Dimanche, 12 avril 1829.

Goethe m’a lu sa réponse au roi de Bavière. Il s’y représente comme montant les degrés de la Villa et venant parler au roi. — « Il doit être difficile, dis-je, de trouver le ton juste qu’il faut employer dans ces circonstances. » — « Celui qui comme moi, me répondit Gœthe, a pendant toute sa vie eu des relations avec de grands personnages le trouve facilement. Le seul moyen, c’est de ne pas se laisser aller à parler avec trop de naturel et de conserver toujours, au contraire, les formules convenues. »

Gœthe parla alors de la rédaction du récit de son second séjour à Rome, qui l’occupe maintenant, « Par les lettres que j’ai écrites dans cette période, je vois clairement que chaque âge de la vie apporte avec lui des avantages et des désavantages.
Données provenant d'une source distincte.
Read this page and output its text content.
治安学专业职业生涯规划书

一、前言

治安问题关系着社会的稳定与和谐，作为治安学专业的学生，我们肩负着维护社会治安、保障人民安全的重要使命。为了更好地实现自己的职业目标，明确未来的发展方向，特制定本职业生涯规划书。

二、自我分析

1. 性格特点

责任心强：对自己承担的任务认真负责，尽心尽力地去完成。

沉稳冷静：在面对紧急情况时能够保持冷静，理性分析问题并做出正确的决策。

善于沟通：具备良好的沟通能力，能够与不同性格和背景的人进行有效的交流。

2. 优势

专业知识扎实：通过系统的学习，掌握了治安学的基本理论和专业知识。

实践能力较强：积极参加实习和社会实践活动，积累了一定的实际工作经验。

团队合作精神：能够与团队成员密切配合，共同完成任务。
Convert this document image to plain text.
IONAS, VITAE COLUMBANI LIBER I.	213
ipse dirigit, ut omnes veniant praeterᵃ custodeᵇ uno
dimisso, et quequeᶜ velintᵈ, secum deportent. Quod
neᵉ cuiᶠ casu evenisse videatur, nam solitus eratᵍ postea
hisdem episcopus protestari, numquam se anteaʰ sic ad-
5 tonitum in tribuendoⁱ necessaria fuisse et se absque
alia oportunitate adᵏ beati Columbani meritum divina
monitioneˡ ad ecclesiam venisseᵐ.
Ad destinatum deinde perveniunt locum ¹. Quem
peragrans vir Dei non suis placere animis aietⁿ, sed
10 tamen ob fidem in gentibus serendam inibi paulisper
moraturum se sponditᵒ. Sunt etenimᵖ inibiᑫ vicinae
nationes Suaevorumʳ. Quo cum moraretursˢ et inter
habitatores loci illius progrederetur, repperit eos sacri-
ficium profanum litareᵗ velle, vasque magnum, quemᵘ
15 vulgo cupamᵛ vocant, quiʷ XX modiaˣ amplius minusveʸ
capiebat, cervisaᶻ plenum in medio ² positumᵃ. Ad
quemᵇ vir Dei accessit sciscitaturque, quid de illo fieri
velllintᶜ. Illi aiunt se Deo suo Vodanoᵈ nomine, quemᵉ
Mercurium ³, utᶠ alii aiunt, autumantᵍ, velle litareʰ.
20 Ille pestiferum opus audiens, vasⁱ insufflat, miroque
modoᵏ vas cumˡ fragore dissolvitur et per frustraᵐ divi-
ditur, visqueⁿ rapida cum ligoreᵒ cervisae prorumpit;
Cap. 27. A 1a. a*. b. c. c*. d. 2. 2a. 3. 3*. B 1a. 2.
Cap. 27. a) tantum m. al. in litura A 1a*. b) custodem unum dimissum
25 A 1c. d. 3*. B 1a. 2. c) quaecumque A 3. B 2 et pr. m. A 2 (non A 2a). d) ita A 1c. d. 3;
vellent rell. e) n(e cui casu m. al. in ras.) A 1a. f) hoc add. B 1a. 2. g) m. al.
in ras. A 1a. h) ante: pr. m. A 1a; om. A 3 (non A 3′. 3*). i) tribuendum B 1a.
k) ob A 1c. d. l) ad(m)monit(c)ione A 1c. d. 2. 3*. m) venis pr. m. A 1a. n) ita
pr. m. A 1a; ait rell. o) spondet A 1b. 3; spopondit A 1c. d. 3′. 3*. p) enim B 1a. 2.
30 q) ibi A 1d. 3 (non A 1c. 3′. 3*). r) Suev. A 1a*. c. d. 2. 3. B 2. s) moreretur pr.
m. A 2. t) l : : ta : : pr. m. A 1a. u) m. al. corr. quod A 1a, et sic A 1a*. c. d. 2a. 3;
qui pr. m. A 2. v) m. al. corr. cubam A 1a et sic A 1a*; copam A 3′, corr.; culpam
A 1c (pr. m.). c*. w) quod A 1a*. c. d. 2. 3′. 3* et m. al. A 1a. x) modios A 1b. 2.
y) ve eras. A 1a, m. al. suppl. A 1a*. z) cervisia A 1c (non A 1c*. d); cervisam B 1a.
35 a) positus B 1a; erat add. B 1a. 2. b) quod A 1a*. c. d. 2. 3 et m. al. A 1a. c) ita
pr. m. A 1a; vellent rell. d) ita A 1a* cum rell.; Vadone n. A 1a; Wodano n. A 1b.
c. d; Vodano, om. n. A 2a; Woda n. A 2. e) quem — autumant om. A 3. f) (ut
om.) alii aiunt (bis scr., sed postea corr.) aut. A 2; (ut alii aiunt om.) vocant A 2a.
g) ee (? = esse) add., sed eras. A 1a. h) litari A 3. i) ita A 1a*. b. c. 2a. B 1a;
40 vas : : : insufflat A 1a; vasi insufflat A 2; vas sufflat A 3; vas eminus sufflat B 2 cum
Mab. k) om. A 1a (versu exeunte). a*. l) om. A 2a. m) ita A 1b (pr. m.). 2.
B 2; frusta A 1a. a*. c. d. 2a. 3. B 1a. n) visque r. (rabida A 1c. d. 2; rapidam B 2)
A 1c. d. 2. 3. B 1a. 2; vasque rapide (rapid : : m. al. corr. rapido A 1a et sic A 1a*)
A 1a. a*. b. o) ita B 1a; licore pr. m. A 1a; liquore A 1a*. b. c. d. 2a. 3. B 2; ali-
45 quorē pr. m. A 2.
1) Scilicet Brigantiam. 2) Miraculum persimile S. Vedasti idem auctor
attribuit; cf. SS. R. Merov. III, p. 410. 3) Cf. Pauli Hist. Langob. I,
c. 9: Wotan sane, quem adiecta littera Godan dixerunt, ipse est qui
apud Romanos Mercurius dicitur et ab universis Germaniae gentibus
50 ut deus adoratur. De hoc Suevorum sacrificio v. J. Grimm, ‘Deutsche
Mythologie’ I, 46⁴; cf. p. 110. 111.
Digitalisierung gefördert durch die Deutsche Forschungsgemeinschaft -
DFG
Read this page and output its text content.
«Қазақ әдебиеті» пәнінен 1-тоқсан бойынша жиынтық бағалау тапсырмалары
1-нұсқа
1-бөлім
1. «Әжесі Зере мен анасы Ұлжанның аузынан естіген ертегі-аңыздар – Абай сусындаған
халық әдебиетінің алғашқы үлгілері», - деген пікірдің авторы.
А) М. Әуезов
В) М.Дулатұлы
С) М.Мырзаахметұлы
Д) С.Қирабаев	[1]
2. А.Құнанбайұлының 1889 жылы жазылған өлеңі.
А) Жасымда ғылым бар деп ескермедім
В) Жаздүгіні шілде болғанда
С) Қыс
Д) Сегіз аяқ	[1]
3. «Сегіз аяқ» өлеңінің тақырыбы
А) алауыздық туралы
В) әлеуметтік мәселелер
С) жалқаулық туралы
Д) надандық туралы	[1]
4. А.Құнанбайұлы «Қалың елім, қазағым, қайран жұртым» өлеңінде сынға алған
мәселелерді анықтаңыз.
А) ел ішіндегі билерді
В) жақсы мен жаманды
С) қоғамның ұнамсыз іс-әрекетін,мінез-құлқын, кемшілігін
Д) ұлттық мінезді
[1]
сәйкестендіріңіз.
Ainsi, dans ma vingtième année, sur plusieurs sujets j’étais déjà aussi pleinement décidé, aussi instruit que maintenant, et même, à maints points de vue, mieux ; cependant je ne changerais pas ce que je possède aujourd’hui dans ma quatre-vingtième année contre ce que je possédais alors. »

« Vos paroles me rappellent votre Métamorphose des plantes, dis-je, et je conçois très-bien que l’on ne veuille pas revenir de la période de la fleur à la période des feuilles et de la période du fruit et de la graine à la période de la fleur.